Le 26 mai, le président Donald Trump a annoncé un relèvement du plafond annuel de réfugiés aux États-Unis, le portant de 7 500 à 17 500 dans le but d'accueillir jusqu'à 10 000 Sud-Africains blancs. Cette décision, publiée au Federal Register, émerge en pleine polémique liée à des tensions raciales en Afrique du Sud.
Cette mesure survient alors que, depuis le début de l'année budgétaire, les États-Unis n'ont admis que 4 499 réfugiés, tous sud-africains sauf trois Afghanis, selon des données du département d'État. En 2025, l'administration précédente avait drastiquement réduit le quota de 125 000 à 7 500, favorisant spécifiquement la minorité blanche d'Afrique du Sud.
Le gouvernement Trump justifie cette augmentation par ce qu'il qualifie de « persécution » des Afrikaners, descendants des colons européens, ajoutant que ces derniers se plaignent même auprès de la Cour internationale de justice pour « génocide » à l'encontre d'Israël concernant les événements dans la bande de Gaza.
Statut de réfugié pour les Afrikaners
Dans un document officiel daté du 21 mai, Trump cite une « situation d’urgence » provoquée par une « montée des violences raciales » de la part du gouvernement sud-africain. Il précise que les admissions supplémentaires doivent être réservées à des Afrikaners.
Des experts, tels que Jean-Pierre Elong Mbassi, analyste en géopolitique, soulignent que cette décision soulève des enjeux éthiques et politiques importants, et pourrait raviver les tensions historiques entre les deux pays. « L’identité nationale et les droits humains devraient primer sur la race dans ces décisions », déclare-t-il.
De plus, l'administration Trump a imposé des droits de douane élevés sur les produits sud-africains, ce qui a contribué à une détérioration des relations entre Washington et Pretoria. En 2025, une première vague de réfugiés Afrikaners avait déjà été accueillie, entraînant des critiques de la part de l’Afrique du Sud, qui a dénoncé cette politique comme discriminatoire.
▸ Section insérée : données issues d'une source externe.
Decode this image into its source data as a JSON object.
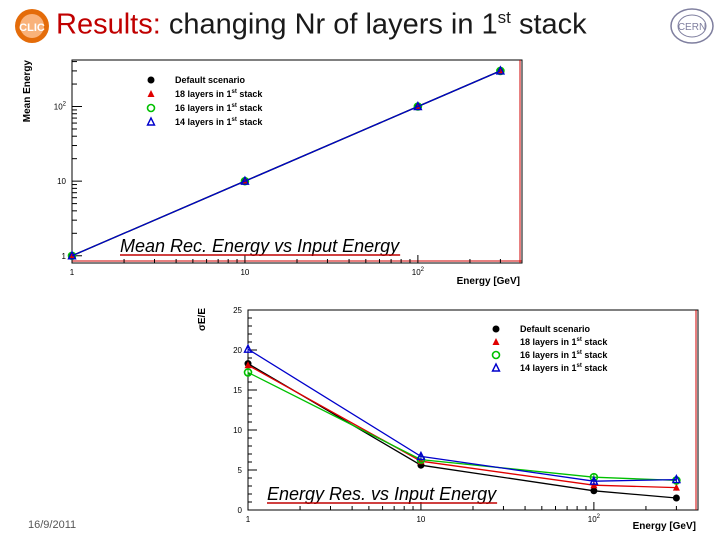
{
  "slide": {
    "title_accent": "Results:",
    "title_main": " changing Nr of layers in 1",
    "title_sup": "st",
    "title_end": " stack",
    "date": "16/9/2011",
    "logo_left": "CLIC",
    "logo_right": "CERN"
  },
  "chart_data": [
    {
      "type": "line",
      "xscale": "log",
      "yscale": "log",
      "x": [
        1,
        10,
        100,
        300
      ],
      "xlim": [
        1,
        400
      ],
      "ylim": [
        0.8,
        420
      ],
      "xlabel": "Energy [GeV]",
      "ylabel": "Mean Energy",
      "xticks": [
        {
          "v": 1,
          "label": "1"
        },
        {
          "v": 10,
          "label": "10"
        },
        {
          "v": 100,
          "label": "10",
          "sup": "2"
        }
      ],
      "yticks": [
        {
          "v": 1,
          "label": "1"
        },
        {
          "v": 10,
          "label": "10"
        },
        {
          "v": 100,
          "label": "10",
          "sup": "2"
        }
      ],
      "caption": "Mean Rec. Energy vs Input  Energy",
      "series": [
        {
          "name": "Default scenario",
          "sup": "",
          "color": "#000000",
          "marker": "circle",
          "values": [
            1,
            10,
            100,
            300
          ]
        },
        {
          "name": "18 layers in 1",
          "sup": "st",
          "suffix": " stack",
          "color": "#e00000",
          "marker": "triangle",
          "values": [
            1,
            10,
            100,
            300
          ]
        },
        {
          "name": "16 layers in 1",
          "sup": "st",
          "suffix": " stack",
          "color": "#00c000",
          "marker": "circle-open",
          "values": [
            1,
            10,
            100,
            300
          ]
        },
        {
          "name": "14 layers in 1",
          "sup": "st",
          "suffix": " stack",
          "color": "#0000cc",
          "marker": "triangle-open",
          "values": [
            1,
            10,
            100,
            300
          ]
        }
      ]
    },
    {
      "type": "line",
      "xscale": "log",
      "yscale": "linear",
      "x": [
        1,
        10,
        100,
        300
      ],
      "xlim": [
        1,
        400
      ],
      "ylim": [
        0,
        25
      ],
      "xlabel": "Energy [GeV]",
      "ylabel": "σE/E",
      "xticks": [
        {
          "v": 1,
          "label": "1"
        },
        {
          "v": 10,
          "label": "10"
        },
        {
          "v": 100,
          "label": "10",
          "sup": "2"
        }
      ],
      "yticks": [
        {
          "v": 0,
          "label": "0"
        },
        {
          "v": 5,
          "label": "5"
        },
        {
          "v": 10,
          "label": "10"
        },
        {
          "v": 15,
          "label": "15"
        },
        {
          "v": 20,
          "label": "20"
        },
        {
          "v": 25,
          "label": "25"
        }
      ],
      "caption": "Energy Res. vs Input  Energy",
      "series": [
        {
          "name": "Default scenario",
          "sup": "",
          "color": "#000000",
          "marker": "circle",
          "values": [
            18.3,
            5.6,
            2.4,
            1.5
          ]
        },
        {
          "name": "18 layers in 1",
          "sup": "st",
          "suffix": " stack",
          "color": "#e00000",
          "marker": "triangle",
          "values": [
            18.1,
            6.1,
            3.1,
            2.8
          ]
        },
        {
          "name": "16 layers in 1",
          "sup": "st",
          "suffix": " stack",
          "color": "#00c000",
          "marker": "circle-open",
          "values": [
            17.2,
            6.3,
            4.1,
            3.7
          ]
        },
        {
          "name": "14 layers in 1",
          "sup": "st",
          "suffix": " stack",
          "color": "#0000cc",
          "marker": "triangle-open",
          "values": [
            20.1,
            6.7,
            3.6,
            3.8
          ]
        }
      ]
    }
  ]
}
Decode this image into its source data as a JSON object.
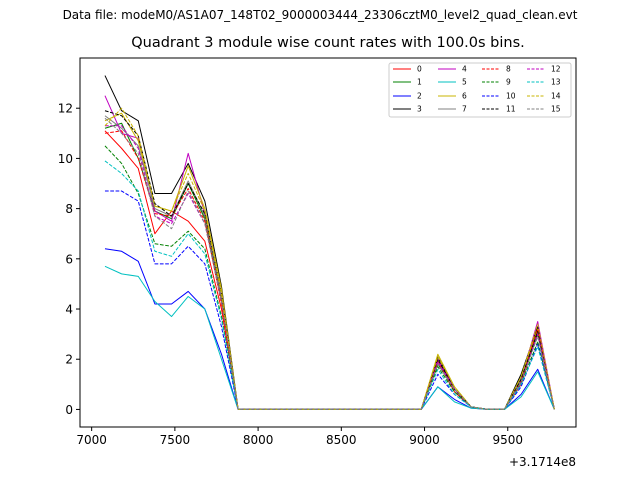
{
  "figure": {
    "suptitle": "Data file: modeM0/AS1A07_148T02_9000003444_23306cztM0_level2_quad_clean.evt"
  },
  "chart_data": {
    "type": "line",
    "title": "Quadrant 3 module wise count rates with 100.0s bins.",
    "xlabel": "",
    "ylabel": "",
    "x_offset_label": "+3.1714e8",
    "xlim": [
      6930,
      9910
    ],
    "ylim": [
      -0.7,
      14.0
    ],
    "xticks": [
      7000,
      7500,
      8000,
      8500,
      9000,
      9500
    ],
    "yticks": [
      0,
      2,
      4,
      6,
      8,
      10,
      12
    ],
    "grid": false,
    "legend": {
      "location": "upper-right",
      "columns": 4
    },
    "x": [
      7080,
      7180,
      7280,
      7380,
      7480,
      7580,
      7680,
      7780,
      7880,
      7980,
      8080,
      8180,
      8280,
      8380,
      8480,
      8580,
      8680,
      8780,
      8880,
      8980,
      9080,
      9180,
      9280,
      9380,
      9480,
      9580,
      9680,
      9780
    ],
    "series": [
      {
        "name": "0",
        "color": "#ff0000",
        "dash": "solid",
        "values": [
          11.1,
          10.4,
          9.6,
          7.0,
          7.9,
          7.5,
          6.7,
          4.0,
          0,
          0,
          0,
          0,
          0,
          0,
          0,
          0,
          0,
          0,
          0,
          0,
          1.9,
          0.7,
          0.1,
          0,
          0,
          1.0,
          3.1,
          0
        ]
      },
      {
        "name": "1",
        "color": "#008000",
        "dash": "solid",
        "values": [
          11.2,
          11.4,
          10.0,
          7.9,
          7.6,
          9.0,
          7.6,
          4.3,
          0,
          0,
          0,
          0,
          0,
          0,
          0,
          0,
          0,
          0,
          0,
          0,
          1.8,
          0.8,
          0.1,
          0,
          0,
          1.1,
          3.0,
          0
        ]
      },
      {
        "name": "2",
        "color": "#0000ff",
        "dash": "solid",
        "values": [
          6.4,
          6.3,
          5.9,
          4.2,
          4.2,
          4.7,
          4.0,
          2.2,
          0,
          0,
          0,
          0,
          0,
          0,
          0,
          0,
          0,
          0,
          0,
          0,
          0.9,
          0.4,
          0.05,
          0,
          0,
          0.6,
          1.6,
          0
        ]
      },
      {
        "name": "3",
        "color": "#000000",
        "dash": "solid",
        "values": [
          13.3,
          11.9,
          11.5,
          8.6,
          8.6,
          9.8,
          8.3,
          4.9,
          0,
          0,
          0,
          0,
          0,
          0,
          0,
          0,
          0,
          0,
          0,
          0,
          2.1,
          0.8,
          0.1,
          0,
          0,
          1.4,
          3.3,
          0
        ]
      },
      {
        "name": "4",
        "color": "#c000c0",
        "dash": "solid",
        "values": [
          12.5,
          11.0,
          10.8,
          7.9,
          7.5,
          10.2,
          7.8,
          4.5,
          0,
          0,
          0,
          0,
          0,
          0,
          0,
          0,
          0,
          0,
          0,
          0,
          2.0,
          0.8,
          0.1,
          0,
          0,
          1.2,
          3.5,
          0
        ]
      },
      {
        "name": "5",
        "color": "#00c0c0",
        "dash": "solid",
        "values": [
          5.7,
          5.4,
          5.3,
          4.3,
          3.7,
          4.5,
          4.0,
          2.0,
          0,
          0,
          0,
          0,
          0,
          0,
          0,
          0,
          0,
          0,
          0,
          0,
          0.9,
          0.3,
          0.05,
          0,
          0,
          0.5,
          1.5,
          0
        ]
      },
      {
        "name": "6",
        "color": "#c8b400",
        "dash": "solid",
        "values": [
          11.5,
          11.8,
          10.7,
          8.1,
          7.9,
          9.7,
          8.0,
          4.8,
          0,
          0,
          0,
          0,
          0,
          0,
          0,
          0,
          0,
          0,
          0,
          0,
          2.2,
          0.9,
          0.1,
          0,
          0,
          1.3,
          3.2,
          0
        ]
      },
      {
        "name": "7",
        "color": "#808080",
        "dash": "solid",
        "values": [
          11.7,
          11.2,
          10.5,
          8.0,
          7.7,
          9.1,
          7.7,
          4.5,
          0,
          0,
          0,
          0,
          0,
          0,
          0,
          0,
          0,
          0,
          0,
          0,
          1.9,
          0.8,
          0.1,
          0,
          0,
          1.2,
          3.1,
          0
        ]
      },
      {
        "name": "8",
        "color": "#ff0000",
        "dash": "dashed",
        "values": [
          11.0,
          11.1,
          10.0,
          7.8,
          7.7,
          8.8,
          7.5,
          4.2,
          0,
          0,
          0,
          0,
          0,
          0,
          0,
          0,
          0,
          0,
          0,
          0,
          1.9,
          0.8,
          0.1,
          0,
          0,
          1.1,
          3.2,
          0
        ]
      },
      {
        "name": "9",
        "color": "#008000",
        "dash": "dashed",
        "values": [
          10.5,
          9.8,
          8.6,
          6.6,
          6.5,
          7.1,
          6.4,
          3.7,
          0,
          0,
          0,
          0,
          0,
          0,
          0,
          0,
          0,
          0,
          0,
          0,
          1.7,
          0.7,
          0.1,
          0,
          0,
          1.0,
          2.7,
          0
        ]
      },
      {
        "name": "10",
        "color": "#0000ff",
        "dash": "dashed",
        "values": [
          8.7,
          8.7,
          8.3,
          5.8,
          5.8,
          6.5,
          5.8,
          3.3,
          0,
          0,
          0,
          0,
          0,
          0,
          0,
          0,
          0,
          0,
          0,
          0,
          1.4,
          0.6,
          0.1,
          0,
          0,
          0.9,
          2.6,
          0
        ]
      },
      {
        "name": "11",
        "color": "#000000",
        "dash": "dashed",
        "values": [
          11.9,
          11.7,
          10.9,
          8.2,
          7.7,
          9.0,
          7.8,
          4.6,
          0,
          0,
          0,
          0,
          0,
          0,
          0,
          0,
          0,
          0,
          0,
          0,
          2.0,
          0.8,
          0.1,
          0,
          0,
          1.2,
          3.1,
          0
        ]
      },
      {
        "name": "12",
        "color": "#c000c0",
        "dash": "dashed",
        "values": [
          11.3,
          11.3,
          10.4,
          7.7,
          7.4,
          8.6,
          7.4,
          4.3,
          0,
          0,
          0,
          0,
          0,
          0,
          0,
          0,
          0,
          0,
          0,
          0,
          1.9,
          0.8,
          0.1,
          0,
          0,
          1.1,
          3.0,
          0
        ]
      },
      {
        "name": "13",
        "color": "#00c0c0",
        "dash": "dashed",
        "values": [
          9.9,
          9.4,
          8.7,
          6.3,
          6.1,
          7.0,
          6.2,
          3.6,
          0,
          0,
          0,
          0,
          0,
          0,
          0,
          0,
          0,
          0,
          0,
          0,
          1.6,
          0.6,
          0.1,
          0,
          0,
          1.0,
          2.5,
          0
        ]
      },
      {
        "name": "14",
        "color": "#c8b400",
        "dash": "dashed",
        "values": [
          11.3,
          12.0,
          10.9,
          8.1,
          7.9,
          9.4,
          7.9,
          4.6,
          0,
          0,
          0,
          0,
          0,
          0,
          0,
          0,
          0,
          0,
          0,
          0,
          2.1,
          0.9,
          0.1,
          0,
          0,
          1.3,
          3.4,
          0
        ]
      },
      {
        "name": "15",
        "color": "#808080",
        "dash": "dashed",
        "values": [
          11.6,
          11.0,
          10.2,
          7.7,
          7.2,
          8.7,
          7.4,
          4.3,
          0,
          0,
          0,
          0,
          0,
          0,
          0,
          0,
          0,
          0,
          0,
          0,
          1.8,
          0.8,
          0.1,
          0,
          0,
          1.1,
          2.9,
          0
        ]
      }
    ]
  }
}
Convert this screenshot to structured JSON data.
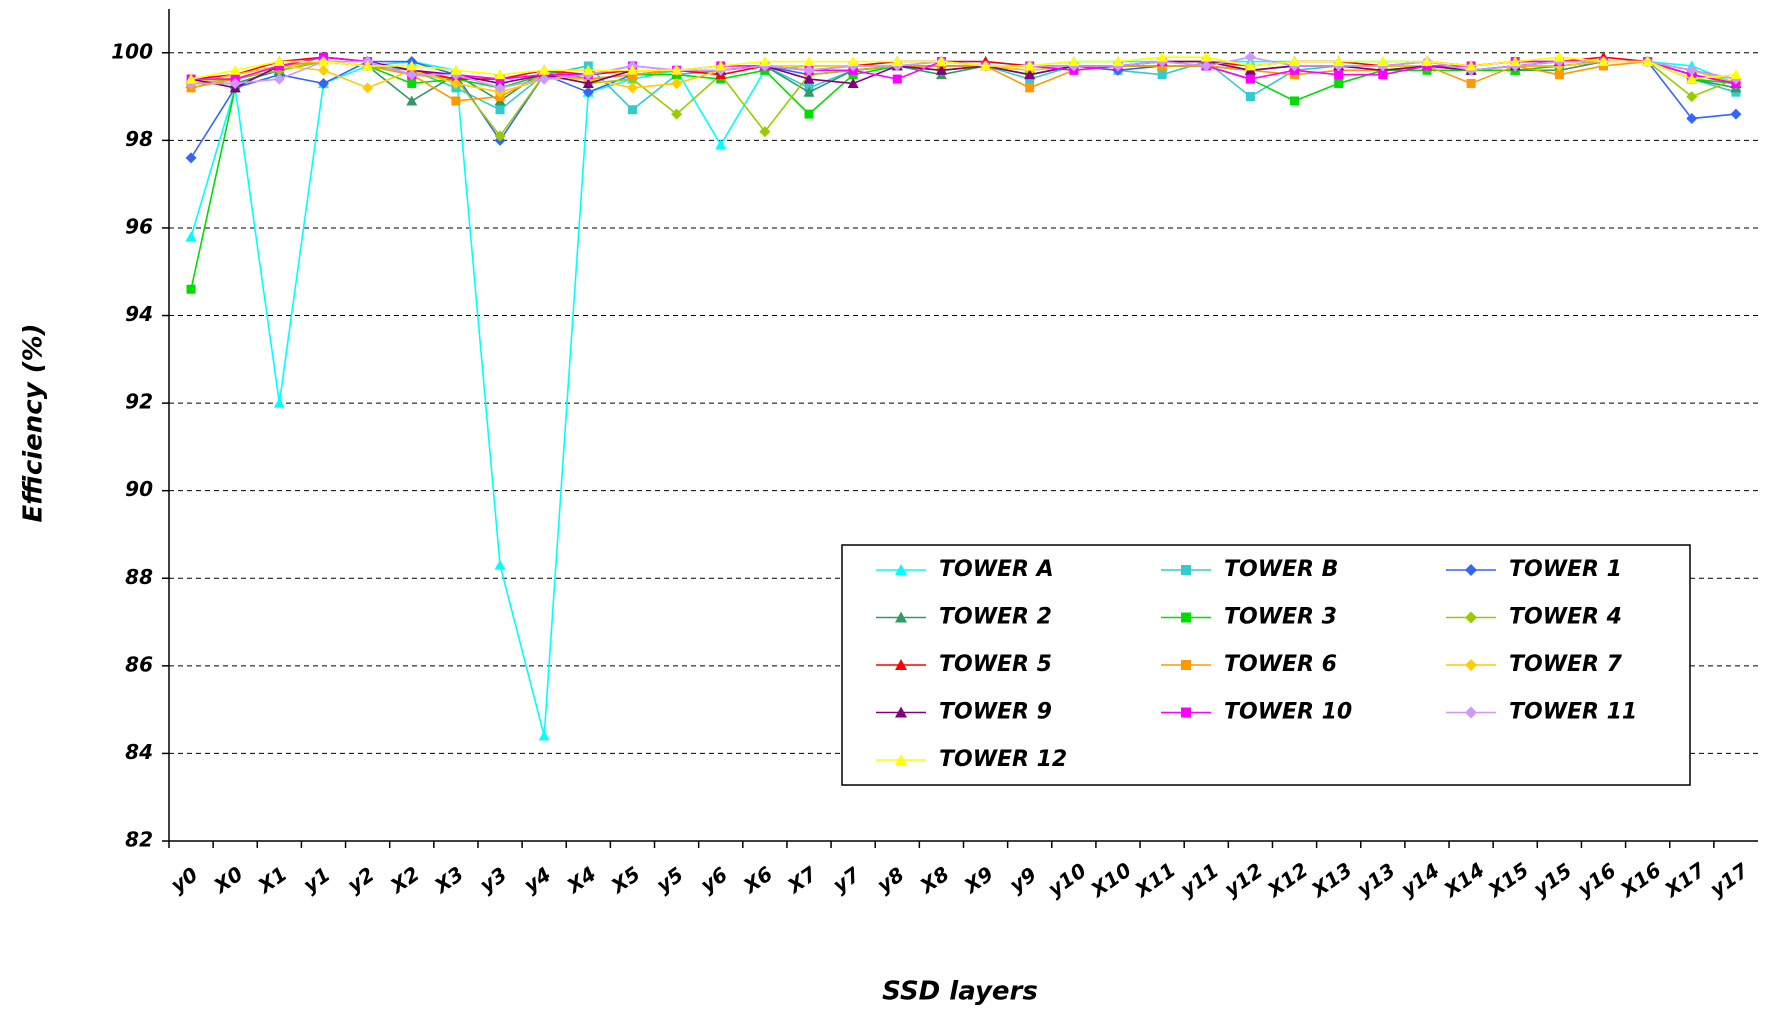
{
  "chart_data": {
    "type": "line",
    "x_label": "SSD layers",
    "y_label": "Efficiency (%)",
    "categories": [
      "y0",
      "X0",
      "X1",
      "y1",
      "y2",
      "X2",
      "X3",
      "y3",
      "y4",
      "X4",
      "X5",
      "y5",
      "y6",
      "X6",
      "X7",
      "y7",
      "y8",
      "X8",
      "X9",
      "y9",
      "y10",
      "X10",
      "X11",
      "y11",
      "y12",
      "X12",
      "X13",
      "y13",
      "y14",
      "X14",
      "X15",
      "y15",
      "y16",
      "X16",
      "X17",
      "y17"
    ],
    "ylim": [
      82,
      101
    ],
    "yticks": [
      82,
      84,
      86,
      88,
      90,
      92,
      94,
      96,
      98,
      100
    ],
    "grid": true,
    "series": [
      {
        "name": "TOWER A",
        "color": "#00ffff",
        "marker": "triangle",
        "values": [
          95.8,
          99.2,
          92.0,
          99.3,
          99.7,
          99.8,
          99.6,
          88.3,
          84.4,
          99.1,
          99.4,
          99.6,
          97.9,
          99.6,
          99.7,
          99.7,
          99.8,
          99.8,
          99.8,
          99.7,
          99.8,
          99.8,
          99.8,
          99.8,
          99.8,
          99.8,
          99.8,
          99.8,
          99.8,
          99.7,
          99.8,
          99.8,
          99.8,
          99.8,
          99.7,
          99.3
        ]
      },
      {
        "name": "TOWER B",
        "color": "#33cccc",
        "marker": "square",
        "values": [
          99.3,
          99.3,
          99.6,
          99.8,
          99.7,
          99.6,
          99.2,
          98.7,
          99.5,
          99.7,
          98.7,
          99.5,
          99.6,
          99.7,
          99.2,
          99.6,
          99.7,
          99.7,
          99.7,
          99.4,
          99.7,
          99.6,
          99.5,
          99.8,
          99.0,
          99.6,
          99.7,
          99.7,
          99.7,
          99.6,
          99.7,
          99.7,
          99.8,
          99.8,
          99.4,
          99.1
        ]
      },
      {
        "name": "TOWER 1",
        "color": "#3366ff",
        "marker": "diamond",
        "values": [
          97.6,
          99.2,
          99.5,
          99.3,
          99.8,
          99.8,
          99.5,
          98.0,
          99.5,
          99.1,
          99.5,
          99.6,
          99.6,
          99.7,
          99.5,
          99.6,
          99.7,
          99.7,
          99.7,
          99.6,
          99.7,
          99.6,
          99.7,
          99.7,
          99.6,
          99.7,
          99.7,
          99.7,
          99.7,
          99.6,
          99.7,
          99.7,
          99.8,
          99.8,
          98.5,
          98.6
        ]
      },
      {
        "name": "TOWER 2",
        "color": "#339966",
        "marker": "triangle",
        "values": [
          99.3,
          99.3,
          99.6,
          99.8,
          99.7,
          98.9,
          99.5,
          98.9,
          99.6,
          99.4,
          99.5,
          99.6,
          99.6,
          99.7,
          99.1,
          99.6,
          99.7,
          99.5,
          99.7,
          99.5,
          99.7,
          99.7,
          99.7,
          99.7,
          99.6,
          99.7,
          99.7,
          99.7,
          99.7,
          99.6,
          99.6,
          99.6,
          99.8,
          99.8,
          99.4,
          99.2
        ]
      },
      {
        "name": "TOWER 3",
        "color": "#00dd00",
        "marker": "square",
        "values": [
          94.6,
          99.2,
          99.7,
          99.8,
          99.7,
          99.3,
          99.4,
          99.2,
          99.5,
          99.4,
          99.5,
          99.5,
          99.4,
          99.6,
          98.6,
          99.5,
          99.7,
          99.6,
          99.7,
          99.5,
          99.7,
          99.7,
          99.7,
          99.7,
          99.4,
          98.9,
          99.3,
          99.6,
          99.6,
          99.6,
          99.6,
          99.7,
          99.8,
          99.8,
          99.4,
          99.3
        ]
      },
      {
        "name": "TOWER 4",
        "color": "#99cc00",
        "marker": "diamond",
        "values": [
          99.3,
          99.4,
          99.6,
          99.8,
          99.7,
          99.5,
          99.4,
          98.1,
          99.5,
          99.3,
          99.4,
          98.6,
          99.5,
          98.2,
          99.5,
          99.6,
          99.7,
          99.6,
          99.7,
          99.5,
          99.7,
          99.7,
          99.7,
          99.7,
          99.6,
          99.7,
          99.7,
          99.7,
          99.7,
          99.6,
          99.7,
          99.8,
          99.8,
          99.8,
          99.0,
          99.4
        ]
      },
      {
        "name": "TOWER 5",
        "color": "#ff0000",
        "marker": "triangle",
        "values": [
          99.4,
          99.5,
          99.8,
          99.9,
          99.8,
          99.6,
          99.4,
          99.4,
          99.6,
          99.5,
          99.6,
          99.6,
          99.5,
          99.7,
          99.6,
          99.7,
          99.8,
          99.8,
          99.8,
          99.7,
          99.7,
          99.7,
          99.8,
          99.8,
          99.7,
          99.8,
          99.8,
          99.7,
          99.8,
          99.7,
          99.8,
          99.8,
          99.9,
          99.8,
          99.6,
          99.4
        ]
      },
      {
        "name": "TOWER 6",
        "color": "#ff9900",
        "marker": "square",
        "values": [
          99.2,
          99.4,
          99.7,
          99.8,
          99.7,
          99.5,
          98.9,
          99.0,
          99.5,
          99.4,
          99.5,
          99.6,
          99.6,
          99.7,
          99.6,
          99.7,
          99.7,
          99.7,
          99.7,
          99.2,
          99.6,
          99.7,
          99.7,
          99.7,
          99.6,
          99.5,
          99.6,
          99.6,
          99.7,
          99.3,
          99.7,
          99.5,
          99.7,
          99.8,
          99.5,
          99.3
        ]
      },
      {
        "name": "TOWER 7",
        "color": "#ffcc00",
        "marker": "diamond",
        "values": [
          99.3,
          99.5,
          99.7,
          99.6,
          99.2,
          99.6,
          99.3,
          99.1,
          99.4,
          99.4,
          99.2,
          99.3,
          99.6,
          99.7,
          99.7,
          99.7,
          99.7,
          99.8,
          99.7,
          99.6,
          99.7,
          99.7,
          99.8,
          99.8,
          99.6,
          99.7,
          99.7,
          99.7,
          99.7,
          99.6,
          99.7,
          99.7,
          99.8,
          99.8,
          99.6,
          99.3
        ]
      },
      {
        "name": "TOWER 9",
        "color": "#800080",
        "marker": "triangle",
        "values": [
          99.4,
          99.2,
          99.7,
          99.9,
          99.8,
          99.6,
          99.5,
          99.3,
          99.5,
          99.3,
          99.6,
          99.6,
          99.6,
          99.7,
          99.4,
          99.3,
          99.7,
          99.6,
          99.7,
          99.5,
          99.7,
          99.7,
          99.8,
          99.8,
          99.6,
          99.7,
          99.7,
          99.6,
          99.7,
          99.6,
          99.7,
          99.8,
          99.8,
          99.8,
          99.5,
          99.3
        ]
      },
      {
        "name": "TOWER 10",
        "color": "#ff00ff",
        "marker": "square",
        "values": [
          99.4,
          99.4,
          99.7,
          99.9,
          99.8,
          99.5,
          99.5,
          99.4,
          99.5,
          99.5,
          99.7,
          99.6,
          99.7,
          99.7,
          99.6,
          99.6,
          99.4,
          99.8,
          99.7,
          99.7,
          99.6,
          99.7,
          99.8,
          99.7,
          99.4,
          99.6,
          99.5,
          99.5,
          99.7,
          99.7,
          99.8,
          99.8,
          99.8,
          99.8,
          99.5,
          99.3
        ]
      },
      {
        "name": "TOWER 11",
        "color": "#cc99ff",
        "marker": "diamond",
        "values": [
          99.3,
          99.3,
          99.4,
          99.8,
          99.8,
          99.5,
          99.5,
          99.2,
          99.4,
          99.5,
          99.7,
          99.6,
          99.6,
          99.7,
          99.6,
          99.7,
          99.7,
          99.8,
          99.7,
          99.7,
          99.7,
          99.7,
          99.8,
          99.7,
          99.9,
          99.7,
          99.7,
          99.7,
          99.8,
          99.6,
          99.7,
          99.8,
          99.8,
          99.8,
          99.6,
          99.4
        ]
      },
      {
        "name": "TOWER 12",
        "color": "#ffff00",
        "marker": "triangle",
        "values": [
          99.4,
          99.6,
          99.8,
          99.8,
          99.7,
          99.7,
          99.6,
          99.5,
          99.6,
          99.6,
          99.6,
          99.6,
          99.7,
          99.8,
          99.8,
          99.8,
          99.8,
          99.8,
          99.7,
          99.7,
          99.8,
          99.8,
          99.9,
          99.9,
          99.7,
          99.8,
          99.8,
          99.8,
          99.8,
          99.7,
          99.8,
          99.9,
          99.8,
          99.8,
          99.4,
          99.5
        ]
      }
    ]
  }
}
À l'heure où le pays s'efforce encore de se relever des séquelles de l'apartheid, cette initiative renouvelée risque d'ajouter une complexité supplémentaire à des relations déjà tendues. Les Afrikaners sont un groupe minoritaire au sein de la population sud-africaine, mais ont historiquement occupé des positions de pouvoir qui ont contribué à l'instauration de l'apartheid, un système de ségrégation raciale qui a duré plus de quatre décennies.